A recovery center built around a combination of the twelve steps and soft-core spirituality, it truly appeared that the staff didn’t know what they were doing and that the patients weren’t sure why they were there. Everyone seemed to be working on fixing something that had been broken inside of them — by someone else: A parent, a sibling, a stranger, a spouse. And that seemed to be the center’s over-arching philosophy: Nothing that was wrong was organic in origin. In a way, though, it made sense to me that I’d ended up there — if only to reaffirm that focusing on external causes as the root of my emotional problems had probably always been a dead end.

I could write pages and pages about how bizarre, amusing, and annoying I found my time at Sierra Tucson. It all seemed so absurd: The bataka work; the 6-inch high labyrinth, which seemed pointless; the “12-step path” you were supposed to walk through. I didn’t like the therapy. I didn’t want to beat on anything with a foam bat, talk to an empty chair, write a letter to myself from my inner child, using only my left hand.

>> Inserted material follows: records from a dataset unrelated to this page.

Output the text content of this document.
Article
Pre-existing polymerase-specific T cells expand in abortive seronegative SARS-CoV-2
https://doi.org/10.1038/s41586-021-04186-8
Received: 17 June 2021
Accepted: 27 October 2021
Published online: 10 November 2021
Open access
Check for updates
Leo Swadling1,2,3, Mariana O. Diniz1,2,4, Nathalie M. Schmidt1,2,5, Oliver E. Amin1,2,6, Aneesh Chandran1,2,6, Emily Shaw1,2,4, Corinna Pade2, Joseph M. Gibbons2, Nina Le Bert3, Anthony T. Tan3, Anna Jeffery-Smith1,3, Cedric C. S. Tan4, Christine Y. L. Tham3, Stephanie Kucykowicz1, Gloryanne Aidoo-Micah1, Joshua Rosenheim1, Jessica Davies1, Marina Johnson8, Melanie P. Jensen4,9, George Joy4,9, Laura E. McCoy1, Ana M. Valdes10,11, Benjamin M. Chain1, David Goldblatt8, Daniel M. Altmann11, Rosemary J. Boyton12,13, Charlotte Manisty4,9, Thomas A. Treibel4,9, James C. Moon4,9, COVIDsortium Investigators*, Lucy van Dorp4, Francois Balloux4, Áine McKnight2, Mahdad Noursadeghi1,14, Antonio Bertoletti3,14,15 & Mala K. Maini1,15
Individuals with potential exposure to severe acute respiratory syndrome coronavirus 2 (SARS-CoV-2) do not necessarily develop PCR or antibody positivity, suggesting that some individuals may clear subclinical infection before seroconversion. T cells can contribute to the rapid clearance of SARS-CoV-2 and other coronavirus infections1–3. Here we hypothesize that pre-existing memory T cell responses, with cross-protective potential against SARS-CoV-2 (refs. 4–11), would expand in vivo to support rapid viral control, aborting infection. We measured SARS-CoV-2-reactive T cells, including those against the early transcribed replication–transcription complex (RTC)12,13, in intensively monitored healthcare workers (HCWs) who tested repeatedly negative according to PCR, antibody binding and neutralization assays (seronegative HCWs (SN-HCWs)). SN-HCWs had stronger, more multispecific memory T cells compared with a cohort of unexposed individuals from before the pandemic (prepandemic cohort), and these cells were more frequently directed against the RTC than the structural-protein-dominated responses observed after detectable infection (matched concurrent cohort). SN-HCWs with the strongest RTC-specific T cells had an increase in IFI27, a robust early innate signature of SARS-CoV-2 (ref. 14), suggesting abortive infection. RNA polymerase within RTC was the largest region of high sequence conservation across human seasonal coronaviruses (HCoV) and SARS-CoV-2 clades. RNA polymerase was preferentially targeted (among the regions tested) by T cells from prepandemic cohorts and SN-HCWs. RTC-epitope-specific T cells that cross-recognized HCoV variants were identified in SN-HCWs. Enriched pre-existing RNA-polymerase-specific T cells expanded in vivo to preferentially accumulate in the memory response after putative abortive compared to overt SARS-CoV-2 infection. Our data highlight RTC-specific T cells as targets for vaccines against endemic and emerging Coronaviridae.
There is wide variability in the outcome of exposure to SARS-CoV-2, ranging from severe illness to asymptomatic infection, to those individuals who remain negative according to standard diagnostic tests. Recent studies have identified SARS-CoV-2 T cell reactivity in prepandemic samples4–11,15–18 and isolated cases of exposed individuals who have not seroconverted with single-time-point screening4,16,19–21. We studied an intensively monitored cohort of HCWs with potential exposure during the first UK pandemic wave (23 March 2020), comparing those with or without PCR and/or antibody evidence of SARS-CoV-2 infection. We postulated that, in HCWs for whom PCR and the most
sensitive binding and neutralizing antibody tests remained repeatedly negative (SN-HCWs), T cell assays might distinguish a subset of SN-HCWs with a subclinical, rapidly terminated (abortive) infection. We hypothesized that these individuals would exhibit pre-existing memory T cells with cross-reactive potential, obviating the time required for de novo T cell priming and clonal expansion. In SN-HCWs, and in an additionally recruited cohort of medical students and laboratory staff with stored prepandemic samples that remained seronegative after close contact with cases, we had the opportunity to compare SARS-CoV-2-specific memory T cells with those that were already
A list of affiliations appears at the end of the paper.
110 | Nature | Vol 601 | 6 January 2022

And, yet, I stayed. And, about fifteen days into my stay, I started worrying about what the counselors were telling me, which was that if I returned to New York, I would certainly start using again. With all the time and money I’d used up traveling, detoxing, getting high, and detoxing again, I really hadn’t made much progress toward addressing any of my problems.

“You should consider a half-way house. Or moving back in with your parents,” they said. They also told me that “everything would work out” and that I “needed to let go and let God.”

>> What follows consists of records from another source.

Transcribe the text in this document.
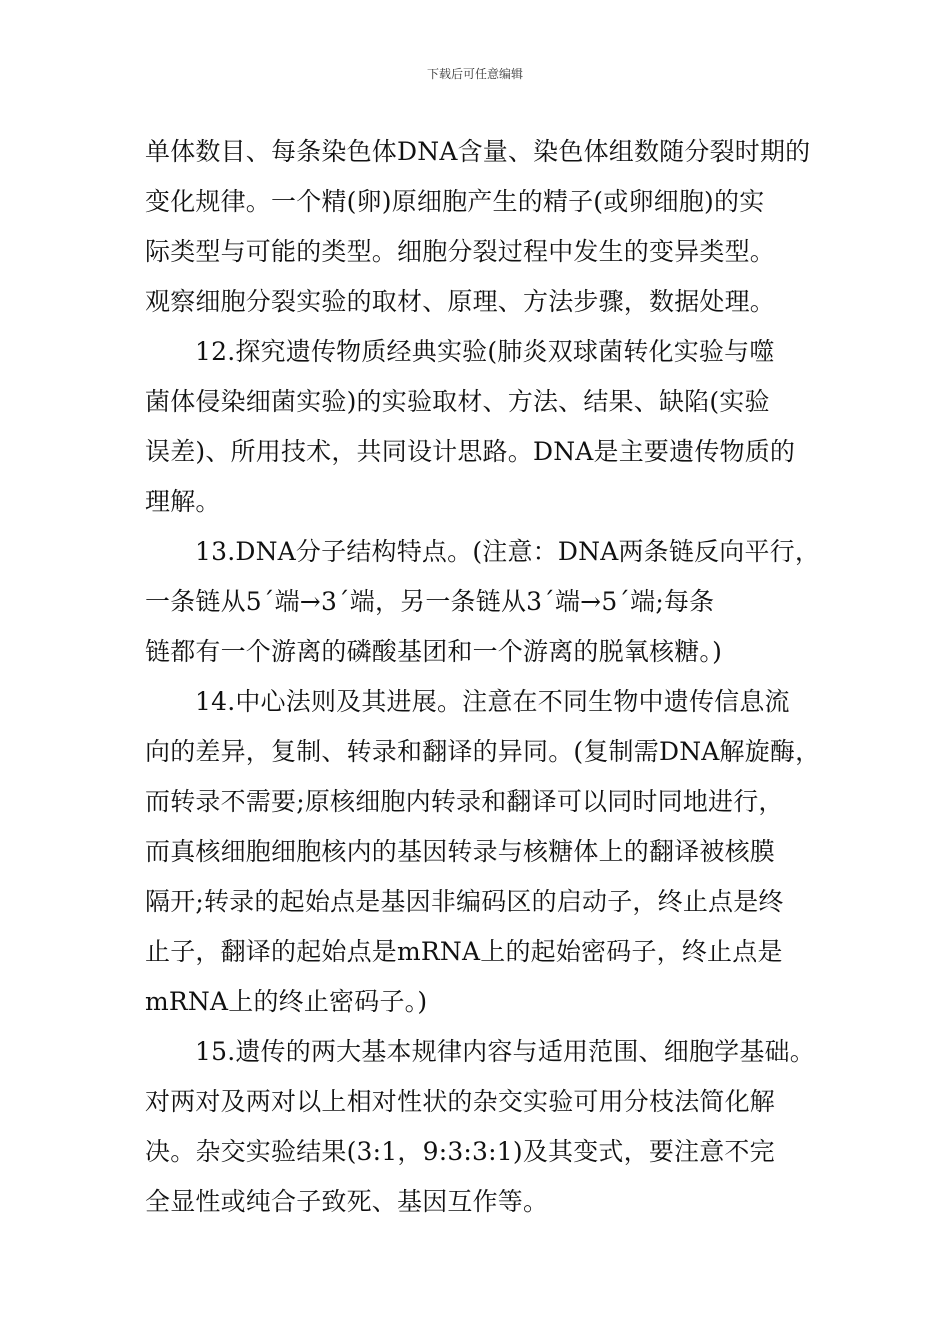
下载后可任意编辑
单体数目、每条染色体DNA含量、染色体组数随分裂时期的
变化规律。一个精(卵)原细胞产生的精子(或卵细胞)的实
际类型与可能的类型。细胞分裂过程中发生的变异类型。
观察细胞分裂实验的取材、原理、方法步骤，数据处理。
12.探究遗传物质经典实验(肺炎双球菌转化实验与噬
菌体侵染细菌实验)的实验取材、方法、结果、缺陷(实验
误差)、所用技术，共同设计思路。DNA是主要遗传物质的
理解。
13.DNA分子结构特点。(注意：DNA两条链反向平行，
一条链从5ˊ端→3ˊ端，另一条链从3ˊ端→5ˊ端;每条
链都有一个游离的磷酸基团和一个游离的脱氧核糖。)
14.中心法则及其进展。注意在不同生物中遗传信息流
向的差异，复制、转录和翻译的异同。(复制需DNA解旋酶，
而转录不需要;原核细胞内转录和翻译可以同时同地进行，
而真核细胞细胞核内的基因转录与核糖体上的翻译被核膜
隔开;转录的起始点是基因非编码区的启动子，终止点是终
止子，翻译的起始点是mRNA上的起始密码子，终止点是
mRNA上的终止密码子。)
15.遗传的两大基本规律内容与适用范围、细胞学基础。
对两对及两对以上相对性状的杂交实验可用分枝法简化解
决。杂交实验结果(3:1，9:3:3:1)及其变式，要注意不完
全显性或纯合子致死、基因互作等。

Of course, none of those things were going to happen. My only plan was to move back into my apartment in New York, stop dealing drugs, try to stay clean on my own, and take a job working for The Sociopath, which he had promised me, if I ever got clean.

The day after I was discharged from Sierra Tucson I checked into a hotel, ate some Mexican food and went to tour Biosphere 2, a giant dome-like structure, which had had a handful of researchers sealed and living inside of it for a couple of years, and was just a few miles down the road from the rehab.

Though conceived as a self-enclosed, self-sustaining world, Biosphere 2 was generally agreed to be an elaborate and expensive failure — problem-ridden from the beginning, plagued by bad management, faulty science, and strife: As the facility began to run out of food and oxygen, the crew members — hungry, suffering from lethargy, suffocation, and the effects of confinement — turned on each other. Some started smuggling food in from the outside; some, then eventually all, left and went back to their lives.

I bought a ticket, but after waiting ten minutes for the tour to begin, changed my mind, got a refund, went and checked into a hotel in Tucson and made plans to return to New York.

Sierra Tucson was kind of like my Biosphere 2. Locked away without money, without drugs, with a bunch of people who didn’t know anything about me, it was indeed miserable, expensive, and not as advertised. Bonds formed and broke, people smuggled in contraband, failed to complete their commitment to the program, had forbidden sex with each other, ran away in the middle of the night.

But it had the effect of getting me clean — and I did want to get clean and stay clean. Together with the time I had spent in Las Vegas, Los Angeles, and Tijuana, Sierra Tucson reminded me of how much I needed and wanted to straighten up: If my decision for setting out from New York wasn’t reason enough to kick, the thought of turning permanently into a wandering, junkie ghost surely was. I knew this very well might be my last chance to get clean, and this time, I was able to stop using.

Of course, things weren’t easy after I returned to New York. I had to get a “real” job. I had to get tested for AIDS. I had to stop selling drugs. I found a therapist, who I began seeing individually twice weekly, and attended group sessions once a week. I also went to 12-step meetings every day for ninety days, though I’d eventually fade out of the program. And when all was said and done, I would stay clean for almost twenty years.